-
Notifications
You must be signed in to change notification settings - Fork 176
Accelsearch sigma
The primary pulsation searching code in presto is accelsearch. A drastically oversimplified description of this code is that it looks through the FFT of the input (dedispersed) time series searching for peaks. The final output from accelsearch is a list of periodicity candidates along with their statistical significances. In a typical search pipeline, these lists of candidates from all trial DMs will be combined and the result “sifted” to choose the best DM for each collection of detections corresponding to each candidate; then some number of candidates with the best statistical significances will be selected for folding. In some accelsearch-based pipelines we have found that the measure of statistical significance used to make this cut is not necessarily a good reflection of the candidate quality, so this page is intended to explain exactly how this number is obtained and what it means.

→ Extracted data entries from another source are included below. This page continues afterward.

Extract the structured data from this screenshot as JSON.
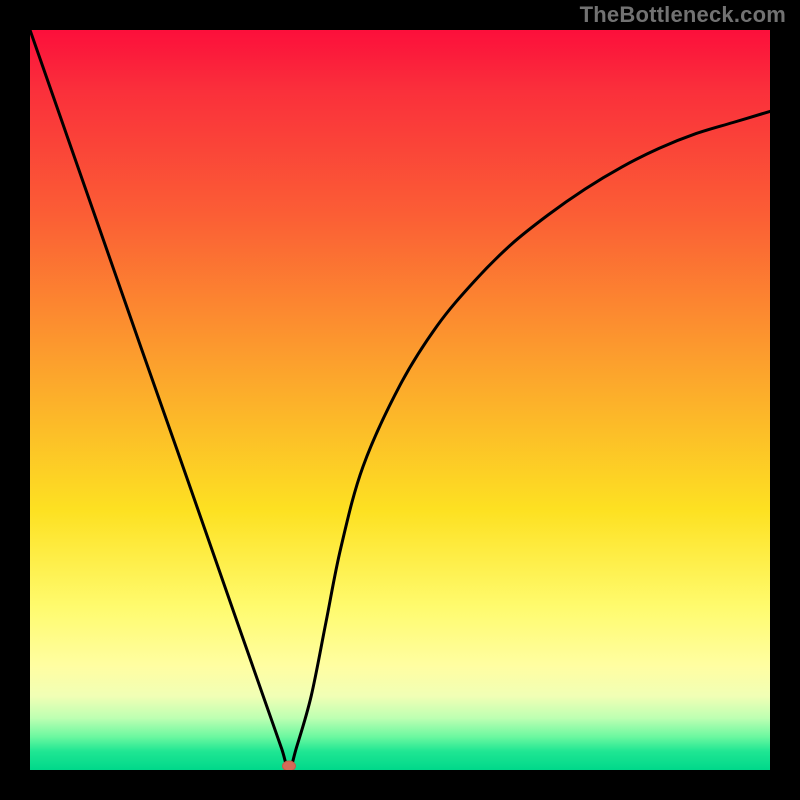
{
  "watermark": "TheBottleneck.com",
  "colors": {
    "frame_bg": "#000000",
    "watermark_text": "#727272",
    "curve_stroke": "#000000",
    "marker_fill": "#d56a58",
    "gradient_top": "#fc0f3b",
    "gradient_bottom": "#00d88a"
  },
  "chart_data": {
    "type": "line",
    "title": "",
    "xlabel": "",
    "ylabel": "",
    "xlim": [
      0,
      100
    ],
    "ylim": [
      0,
      100
    ],
    "annotations": [],
    "series": [
      {
        "name": "bottleneck-curve",
        "x": [
          0,
          5,
          10,
          15,
          20,
          25,
          28,
          30,
          32,
          34,
          35,
          36,
          38,
          40,
          42,
          45,
          50,
          55,
          60,
          65,
          70,
          75,
          80,
          85,
          90,
          95,
          100
        ],
        "y": [
          100,
          85.7,
          71.4,
          57.1,
          42.9,
          28.6,
          20.0,
          14.3,
          8.6,
          2.9,
          0,
          3,
          10,
          20,
          30,
          41,
          52,
          60,
          66,
          71,
          75,
          78.5,
          81.5,
          84,
          86,
          87.5,
          89
        ]
      }
    ],
    "min_point": {
      "x": 35,
      "y": 0
    },
    "background_gradient": {
      "direction": "top-to-bottom",
      "stops": [
        {
          "pos": 0.0,
          "color": "#fc0f3b"
        },
        {
          "pos": 0.25,
          "color": "#fb5e35"
        },
        {
          "pos": 0.45,
          "color": "#fca02d"
        },
        {
          "pos": 0.65,
          "color": "#fde122"
        },
        {
          "pos": 0.86,
          "color": "#fffea2"
        },
        {
          "pos": 1.0,
          "color": "#00d88a"
        }
      ]
    }
  }
}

In practice there are several kinds of cleverness built into accelsearch beyond a simple search for peaks in an FFT:
- Zaplist. accelsearch can be supplied a zaplist, a list of frequency ranges which are simply not searched. In principle this could contain a list of all recurring RFI frequencies, but in practice it may only be a region around 50/60 Hz.

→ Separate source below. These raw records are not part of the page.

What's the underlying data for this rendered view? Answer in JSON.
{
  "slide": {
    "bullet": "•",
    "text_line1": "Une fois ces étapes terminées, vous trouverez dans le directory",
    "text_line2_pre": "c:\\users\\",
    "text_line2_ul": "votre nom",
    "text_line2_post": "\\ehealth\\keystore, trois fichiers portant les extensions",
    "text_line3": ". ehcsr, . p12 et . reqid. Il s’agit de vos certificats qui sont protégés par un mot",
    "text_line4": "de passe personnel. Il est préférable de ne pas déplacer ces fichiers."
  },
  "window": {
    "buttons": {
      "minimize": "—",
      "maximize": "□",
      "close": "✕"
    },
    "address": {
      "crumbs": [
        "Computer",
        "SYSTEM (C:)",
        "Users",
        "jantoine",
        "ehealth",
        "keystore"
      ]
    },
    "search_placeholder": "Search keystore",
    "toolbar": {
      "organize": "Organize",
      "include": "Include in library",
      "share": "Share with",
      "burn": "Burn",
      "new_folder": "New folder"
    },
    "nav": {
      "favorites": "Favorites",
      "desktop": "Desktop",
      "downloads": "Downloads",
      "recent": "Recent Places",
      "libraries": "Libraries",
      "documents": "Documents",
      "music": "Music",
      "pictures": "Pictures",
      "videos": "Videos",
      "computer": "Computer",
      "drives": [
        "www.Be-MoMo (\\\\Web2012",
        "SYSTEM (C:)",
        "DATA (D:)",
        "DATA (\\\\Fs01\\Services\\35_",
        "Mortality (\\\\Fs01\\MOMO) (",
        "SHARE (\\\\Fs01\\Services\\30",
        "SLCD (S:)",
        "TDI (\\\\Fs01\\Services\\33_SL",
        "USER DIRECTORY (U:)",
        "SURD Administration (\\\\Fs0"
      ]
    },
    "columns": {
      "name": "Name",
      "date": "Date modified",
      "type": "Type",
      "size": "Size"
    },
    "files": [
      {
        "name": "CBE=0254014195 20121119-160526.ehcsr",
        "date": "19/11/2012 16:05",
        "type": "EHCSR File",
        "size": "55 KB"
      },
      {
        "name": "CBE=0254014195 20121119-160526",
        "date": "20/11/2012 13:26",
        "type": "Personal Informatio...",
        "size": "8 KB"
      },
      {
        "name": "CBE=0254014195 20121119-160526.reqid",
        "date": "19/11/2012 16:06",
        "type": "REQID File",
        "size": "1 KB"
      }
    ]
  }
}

- Summing harmonics. Since many pulsars are not sinusoidal but instead have fairly narrow peaks, there is power in many harmonics; accelsearch can add up to 16 (?) harmonics incoherently.
- Interbinning. A naive algorithm loses a great deal of sensitivity when a pulsar signal falls between two Fourier frequencies. Careful interpolation in the Fourier domain can remove the problem.

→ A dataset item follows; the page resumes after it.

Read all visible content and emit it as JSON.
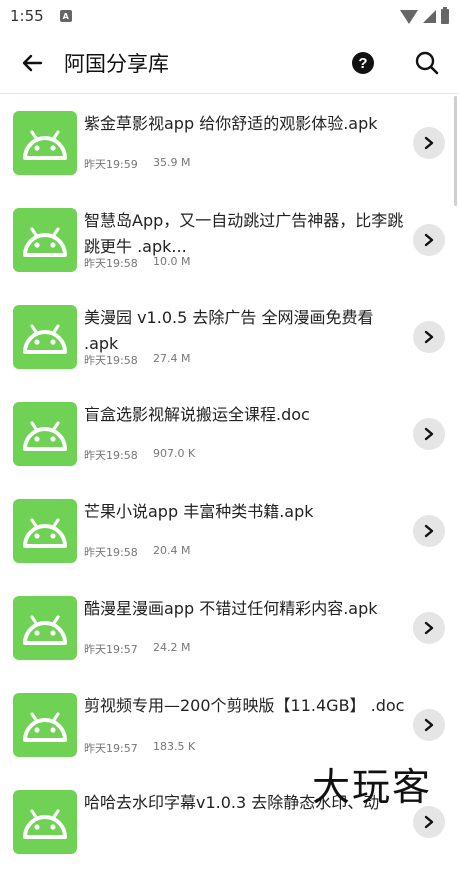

- Acceleration searching. If a pulsar is in a tight binary, it can undergo significant period variations over the span of the observations. accelsearch uses clever matched filtering techniques to detect accelerated pulsars as well as non-accelerated pulsars.
- Red noise management. The FFTs to be searched often contain substantial contributions from broadband noise sources. If uncompensated, these noise sources would raise the background level in parts of the FFT and result in spurious periodicity detections. accelsearch avoids this by estimating the background level in the neighborhood of each harmonic.
- Candidate fine-tuning. The raw candidates from the FFT search are not necessarily at the best period. accelsearch attempts to “tune up” each candidate to improve its significance.
These all affect the candidate significance and selection process, but two in particular are important. Candidate fine-tuning turns accelsearch into a two-step process: the initial search uses one estimate of candidate quality, and the tuning-up process uses another, which is what is reported to the rest of the pipeline.
In the first step, initial detection, the background in each chunk of the FFT is estimated by taking the median of a chunk of the power spectrum. These chunks grow in width, logarithmically from 6-200 bins, as one goes to higher frequencies. (How wide are they? Do they overlap? Do they take zaplists into account?) The frequencies used to combine harmonics are harmonically related to within the interbinning resolution (?). Power is quantified in terms of, essentially, false positive probability, obtained from a chi-squared distribution depending on the number of harmonics and the power in each divided by the background for each. The strength of each harmonic is recorded in the accelsearch output file.
During candidate polishing, each harmonic is treated independently. The background is re-estimated (how?), and the frequency is adjusted (by how much?) using a more sophisticated interpolation scheme (what?) than interbinning. Note that the harmonics are not at this stage constrained to be harmonically related. The resulting harmonic powers are divided by the harmonic background estimates, and the fine-tuned frequency (based on which harmonic?) along with a significance level, are recorded in the accelsearch output file. It is these values that are used in sifting to determine which candidates to fold.